The use of baseline lung function in the prediction of chronic obstructive pulmonary disease (COPD) hospitalisations, all-cause mortality and lung function decline was assessed in the population-based "Men Born in 1914" cohort. Spirometry was assessed at age 55 years in 689 subjects, of whom 392 had spirometry reassessed at age 68 years. The cohort was divided into three groups using fixed ratio (FR) and lower limit of normal (LLN) criterion: forced expiratory volume in 1 s (FEV1)/vital capacity (VC) >= 70%, FEV1/VC <70% but >= LLN (FR+LLN-), and FEV1/VC <70% and <LLN (FR+LLN+). Over 44 years of follow-up, 88 men were hospitalised due to COPD and 686 died. Hazard ratios (95% CI) for incident COPD hospitalisation were 4.15 (2.24-7.69) for FR+LLN- and 7.88 (4.82-12.87) for FR+LLN+ (reference FEV1/VC >= 70%). Hazard ratios for death were 1.30 (0.98-1.72) for FR+LLN- and 1.58 (1.25-2.00) for FR+LLN+. The adjusted FEV1 decline between 55 and 68 years of age was higher for FR+LLN- and FR+LLN+ relative to the reference.

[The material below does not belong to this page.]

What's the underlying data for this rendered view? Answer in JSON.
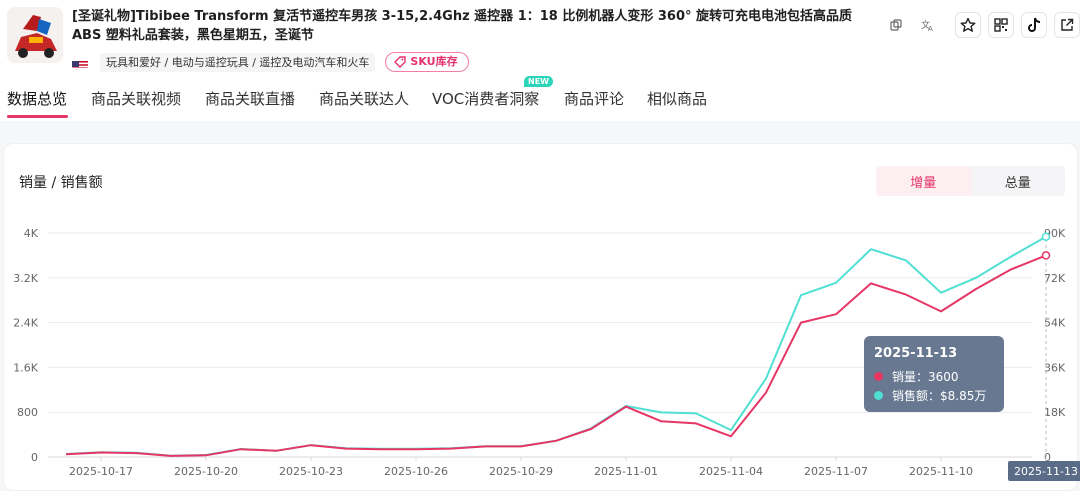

Of those with FR+ LLN- at 55 years, 53% had progressed to the FR+LLN+ group at 68 years. Airflow obstruction at age 55 years is a powerful risk factor for future COPD hospitalisations. The FR+LLN- group should be carefully evaluated in clinical practice in relation to future risks and potential benefit from early intervention. This is reinforced by the increased FEV1 decline in this group.